Les poèmes d'Ovide en exil

Le lyrisme de l’exil

Ovide exilé écrit : c’est sa seule ressource ; ce poète qui s’identifie totalement au vers et à l’écriture poétique — avec orgueil, il a dit de lui-même que tout ce qui sortait de sa plume était vers — ne dispose que de ce moyen pour survivre. Il recourt à la poésie, tout à la fois consolatrice et utilitaire, pour exprimer les périls du voyage, l’insécurité, l’isolement linguistique, la séparation de son épouse, de sa fille et de ses amis — le deuil de toutes choses. Les lettres-poèmes qu’il adresse à ses proches, parents ou amis, mêlent descriptions, plaintes, démonstrations d’affection, mais aussi requêtes, suppliques, reproches.
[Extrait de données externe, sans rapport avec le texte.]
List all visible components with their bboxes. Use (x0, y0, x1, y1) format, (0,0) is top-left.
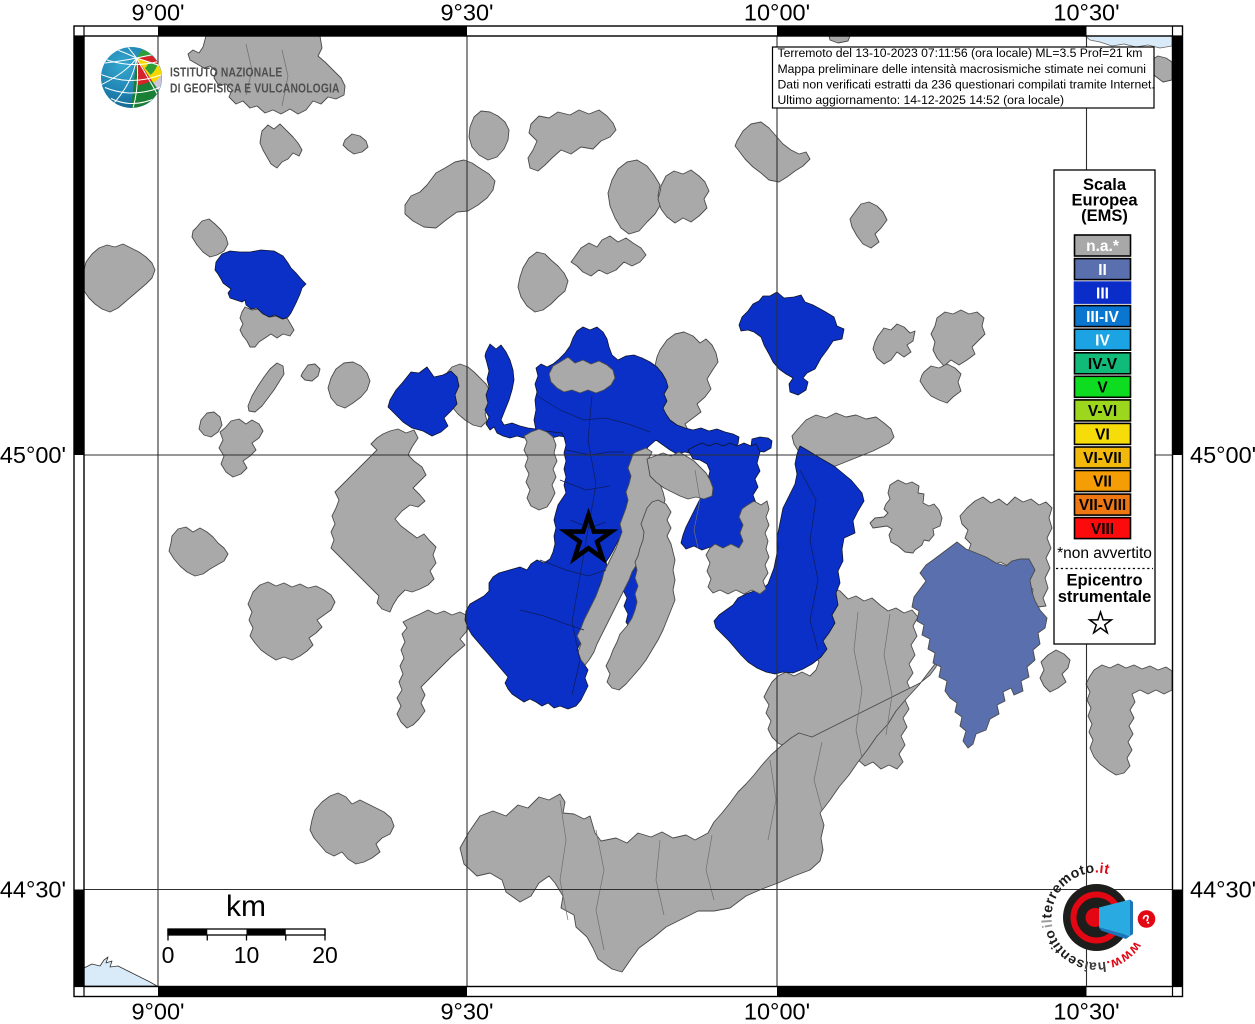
svg-text:20: 20 (312, 942, 338, 968)
svg-text:9°30': 9°30' (440, 0, 493, 26)
svg-text:45°00': 45°00' (0, 442, 66, 468)
svg-text:III: III (1096, 285, 1109, 302)
svg-text:9°00': 9°00' (131, 0, 184, 26)
svg-text:III-IV: III-IV (1086, 309, 1119, 326)
svg-text:IV: IV (1095, 332, 1110, 349)
svg-text:VI-VII: VI-VII (1083, 450, 1122, 467)
svg-text:VIII: VIII (1091, 521, 1114, 538)
svg-text:10°00': 10°00' (744, 0, 810, 26)
svg-text:n.a.*: n.a.* (1086, 238, 1120, 255)
svg-text:km: km (226, 890, 266, 923)
svg-text:45°00': 45°00' (1190, 442, 1255, 468)
svg-text:44°30': 44°30' (0, 877, 66, 903)
svg-text:Terremoto del 13-10-2023 07:11: Terremoto del 13-10-2023 07:11:56 (ora l… (778, 46, 1143, 60)
svg-text:Ultimo aggiornamento: 14-12-20: Ultimo aggiornamento: 14-12-2025 14:52 (… (778, 93, 1065, 107)
svg-text:DI GEOFISICA E VULCANOLOGIA: DI GEOFISICA E VULCANOLOGIA (170, 80, 340, 96)
svg-text:Epicentro: Epicentro (1066, 572, 1142, 590)
svg-text:Mappa preliminare delle intens: Mappa preliminare delle intensità macros… (778, 62, 1147, 76)
svg-text:ISTITUTO NAZIONALE: ISTITUTO NAZIONALE (170, 64, 282, 80)
svg-text:9°00': 9°00' (131, 999, 184, 1024)
svg-text:IV-V: IV-V (1088, 356, 1118, 373)
svg-text:strumentale: strumentale (1058, 588, 1152, 606)
svg-text:VII-VIII: VII-VIII (1079, 497, 1126, 514)
svg-text:10°30': 10°30' (1053, 999, 1119, 1024)
svg-text:VI: VI (1095, 427, 1110, 444)
svg-text:(EMS): (EMS) (1081, 207, 1128, 225)
svg-text:10: 10 (234, 942, 260, 968)
svg-text:VII: VII (1093, 474, 1112, 491)
svg-text:V-VI: V-VI (1088, 403, 1117, 420)
svg-text:II: II (1098, 262, 1107, 279)
svg-text:Dati non verificati estratti d: Dati non verificati estratti da 236 ques… (778, 77, 1155, 91)
svg-text:10°30': 10°30' (1053, 0, 1119, 26)
svg-text:0: 0 (162, 942, 175, 968)
svg-text:V: V (1097, 380, 1108, 397)
svg-text:44°30': 44°30' (1190, 877, 1255, 903)
svg-text:10°00': 10°00' (744, 999, 810, 1024)
svg-text:*non avvertito: *non avvertito (1057, 545, 1152, 562)
svg-text:9°30': 9°30' (440, 999, 493, 1024)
L’enjeu est pour lui d’amener quelqu’un d’assez solidaire et influent à obtenir d’Auguste un adoucissement de sa peine, un exil plus proche de Rome et moins… barbare. Il n’y parviendra pas.

buste d'Ovide

Le personnage fascine, mais il peut agacer par son assurance, sa prétention, son succès aussi. Il peut irriter les modernes que nous sommes par son statut de poète de cour, sa flagornerie dénuée de tout scrupule — mais c’est un Romain, et d’être poète sous une autocratie naissante pouvait avoir pour rançon l’inféodation au pouvoir. L’impudeur de ses plaintes dérange aussi (« une chochotte », dit Marie Darrieussecq).

Mais, somme toute, ces aspects déplaisants l’humanisent tout autant que ce qui nous touche directement dans son épreuve. Il y va également de la pratique même de la poésie : contraint par cette expérience, l’héritier d’un genre codifié fait de son instrument un usage… vital — écrire lui permet de survivre dans sa thébaïde, mais aussi dans l’attention de ses proches ou moins proches, et dans l’avenir — ; un usage qui, maintenu dans les limites du code, transcende néanmoins le lyrisme de l’époque. C’est cette tension entre l’expérience brute et les conventions poétiques dans lesquelles il se maintient néanmoins, qui donne aux lettres d’Ovide, sinon une totale modernité, du moins une permanence pour nous.

Une œuvre apte à nous parler autant appelle une traduction idoine. Marie Darrieussecq, qui n’est ni poète ni traductrice, s’en est lancé le défi.